Question: Normality of 0.025 M \[Ba{\left( {OH} \right)_2}\]is: A. 0.05 B. 0.25 C. 0.5 D. 0.025...

Question

Normality of 0.025 M $Ba{\left( {OH} \right)_2}$ is:
A. 0.05
B. 0.25
C. 0.5
D. 0.025

Answer 1

Solution

Barium hydroxide i.e. $Ba{\left( {OH} \right)_2}$ is a chemical compound which is considered to be a strong base owing to its ability to separate completely into barium ions as well as hydroxide ions when it is dissolved in water.

Complete answer:
Normality or equivalent concentration of solution refers to a measure of concentration which is the gram equivalent weight per unit volume of solution (in litre).

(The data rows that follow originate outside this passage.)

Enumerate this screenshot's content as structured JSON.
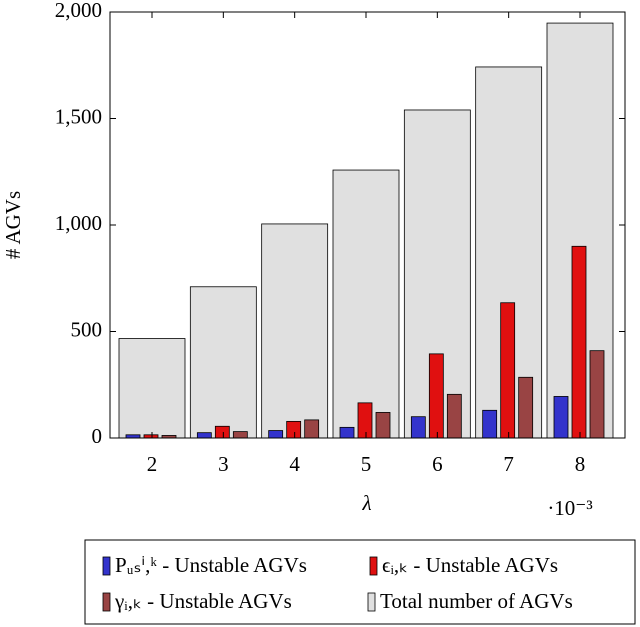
{
  "chart_data": {
    "type": "bar",
    "x_label": "λ",
    "x_multiplier": "·10⁻³",
    "y_label": "# AGVs",
    "categories": [
      "2",
      "3",
      "4",
      "5",
      "6",
      "7",
      "8"
    ],
    "series": [
      {
        "name": "Pᵤₛⁱ,ᵏ - Unstable AGVs",
        "color": "#3333cc",
        "values": [
          15,
          25,
          35,
          50,
          100,
          130,
          195
        ]
      },
      {
        "name": "ϵᵢ,ₖ - Unstable AGVs",
        "color": "#e01010",
        "values": [
          15,
          55,
          78,
          165,
          395,
          635,
          900
        ]
      },
      {
        "name": "γᵢ,ₖ - Unstable AGVs",
        "color": "#994444",
        "values": [
          12,
          30,
          85,
          120,
          205,
          285,
          410
        ]
      },
      {
        "name": "Total number of AGVs",
        "color": "#e0e0e0",
        "values": [
          467,
          710,
          1005,
          1258,
          1540,
          1742,
          1948
        ]
      }
    ],
    "ylim": [
      0,
      2000
    ],
    "yticks": [
      0,
      500,
      {
        "value": 1000,
        "label": "1,000"
      },
      {
        "value": 1500,
        "label": "1,500"
      },
      {
        "value": 2000,
        "label": "2,000"
      }
    ]
  }
}
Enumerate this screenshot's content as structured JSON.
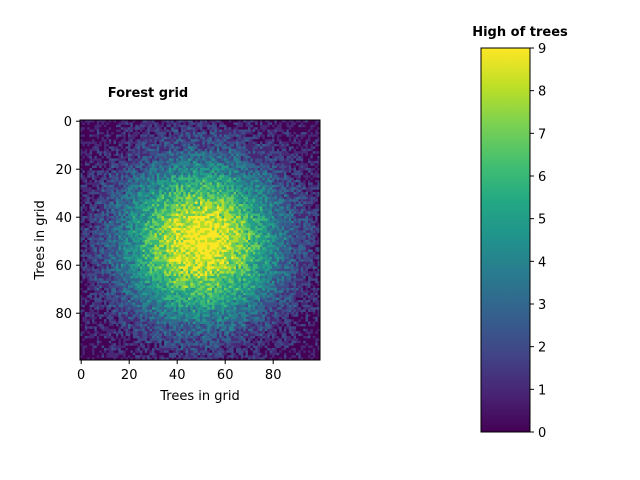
{
  "chart_data": [
    {
      "type": "heatmap",
      "title": "Forest grid",
      "xlabel": "Trees in grid",
      "ylabel": "Trees in grid",
      "grid_size": [
        100,
        100
      ],
      "xlim": [
        0,
        99
      ],
      "ylim": [
        99,
        0
      ],
      "x_ticks": [
        "0",
        "20",
        "40",
        "60",
        "80"
      ],
      "y_ticks": [
        "0",
        "20",
        "40",
        "60",
        "80"
      ],
      "colormap": "viridis",
      "value_range": [
        0,
        9
      ],
      "pattern": "noisy radial peak",
      "peak_center": [
        50,
        50
      ],
      "peak_value": 9,
      "edge_value": 0,
      "noise_amplitude": 1,
      "grid": false
    },
    {
      "type": "colorbar",
      "title": "High of trees",
      "ticks": [
        "0",
        "1",
        "2",
        "3",
        "4",
        "5",
        "6",
        "7",
        "8",
        "9"
      ],
      "range": [
        0,
        9
      ],
      "colormap": "viridis"
    }
  ],
  "colors": {
    "viridis_stops": [
      "#440154",
      "#482475",
      "#414487",
      "#355f8d",
      "#2a788e",
      "#21918c",
      "#22a884",
      "#44bf70",
      "#7ad151",
      "#bddf26",
      "#fde725"
    ],
    "axis": "#000000"
  }
}
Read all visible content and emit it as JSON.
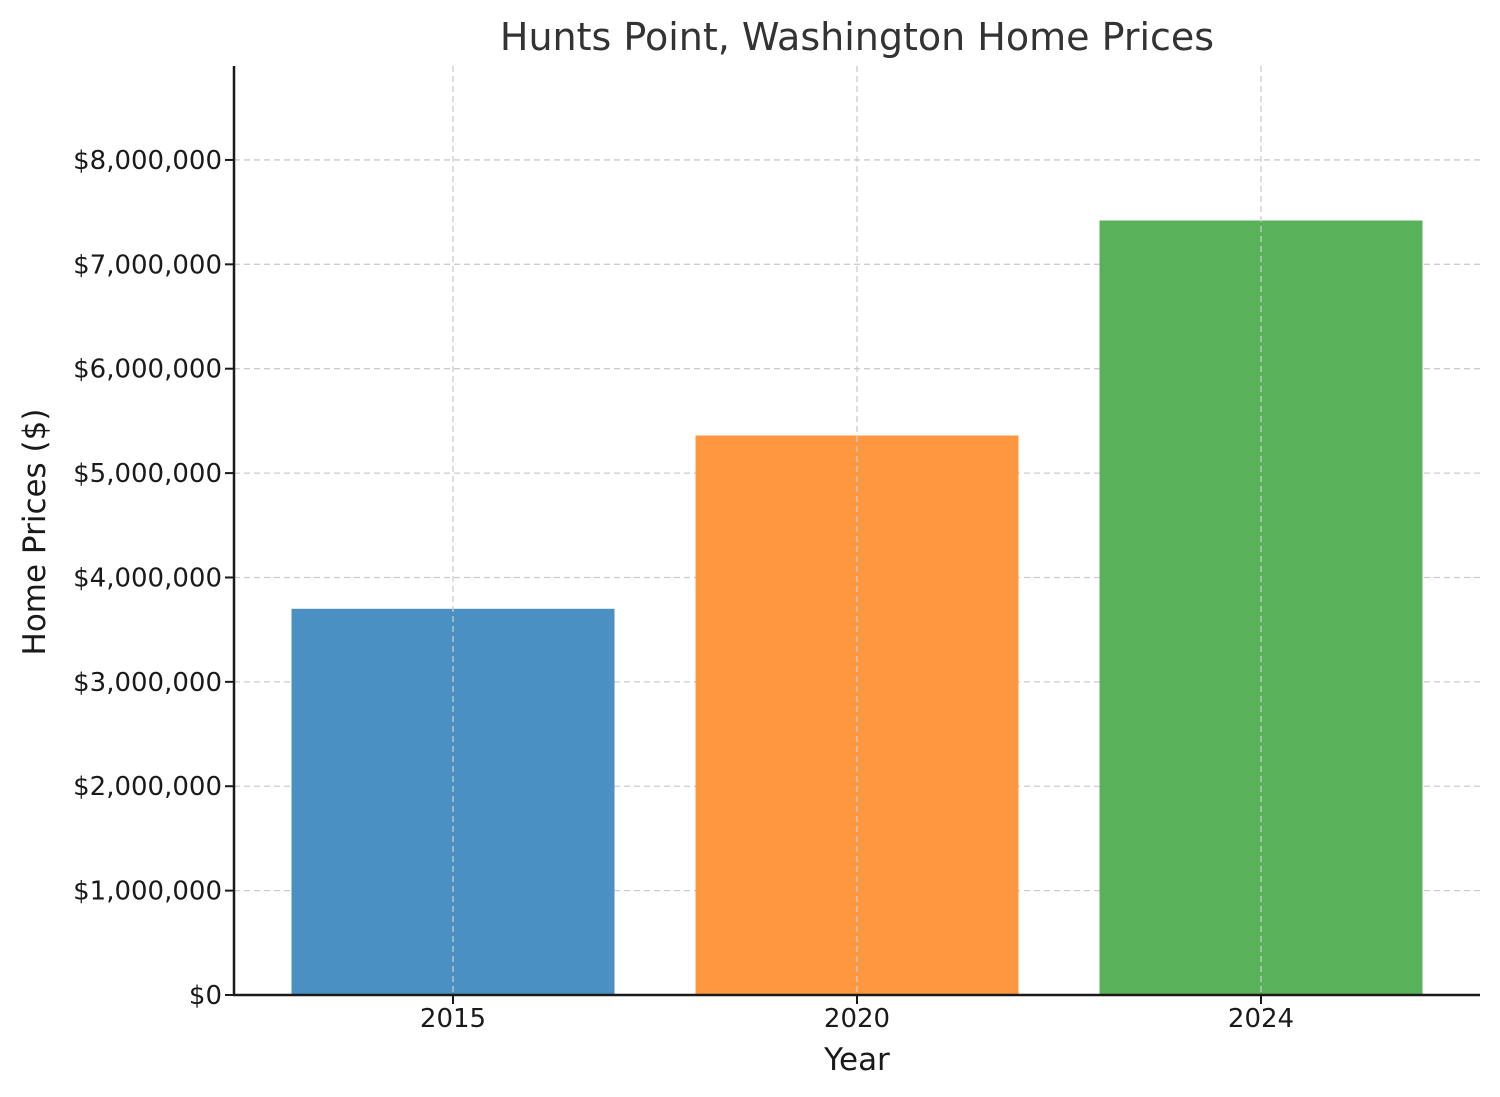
{
  "chart_data": {
    "type": "bar",
    "title": "Hunts Point, Washington Home Prices",
    "xlabel": "Year",
    "ylabel": "Home Prices ($)",
    "categories": [
      "2015",
      "2020",
      "2024"
    ],
    "values": [
      3700000,
      5360000,
      7420000
    ],
    "colors": [
      "#4a90c2",
      "#ff9740",
      "#59b259"
    ],
    "ylim": [
      0,
      8900000
    ],
    "yticks": [
      0,
      1000000,
      2000000,
      3000000,
      4000000,
      5000000,
      6000000,
      7000000,
      8000000
    ],
    "ytick_labels": [
      "$0",
      "$1,000,000",
      "$2,000,000",
      "$3,000,000",
      "$4,000,000",
      "$5,000,000",
      "$6,000,000",
      "$7,000,000",
      "$8,000,000"
    ],
    "grid": true,
    "legend": "none"
  }
}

Normality of a solution can be calculated with the following formula:
$Normality = \dfrac{{Number{\text{ }}of{\text{ }}gram{\text{ }}equivalents}}{{Volume{\text{ }}of{\text{ }}solution{\text{ }}in{\text{ }}litres}} \\\ or \\\ Normality = \dfrac{{Weight}}{{Equivalent{\text{ weight}}}} \times \dfrac{{1000}}{{V(mL)}}$
This formula can be elaborated further to write it in terms of molarity.
$Normality = \dfrac{{Weight}}{{\dfrac{{Molecular{\text{ }}weight}}{n}}} \times \dfrac{{1000}}{{V(mL)}} = n \times \dfrac{{Weight}}{{Molecular{\text{ }}weight}} \times \dfrac{{1000}}{{V(mL)}} \\\ Normality = n \times Molarity$
(Here, n corresponds to the $e^-$ transfer)
In the question we are given the Molarity of $Ba{\left( {OH} \right)_2}$ as 0.025 M. We have to find out the Normality.
We know that $Ba{\left( {OH} \right)_2}$ is a strong base and it will dissociate completely on dissolution. Thus we can write the equation as follows:
$Ba{\left( {OH} \right)_2} \to B{a^{2 + }} + 2O{H^ - }$
The equation indicates that each $Ba{\left( {OH} \right)_2}$ molecule dissociates to form 2 $O{H^ - }$ .
Thus, n = 2
Molarity = 0.025 M
Now substituting the values in normality formula, we get:
$Normality = 2 \times 0.025 = 0.050$ N

**Hence, the correct answer is Option A.

Note:**
1. Never get confused between the use of normality, molarity and molality as a measure of concentration. Molarity is the number of moles of solute particles per litre of solution. Normality is the gram equivalent weight per litre of the solution. Molality is the number of moles of solute particles per kilogram of solvent.
2. Most of the time, molarity is being preferred as the most suitable measure of concentration. In cases when the temperature of an experiment changes, then molality is preferred over other units of concentration. Normality is preferred most often in case of titration calculations.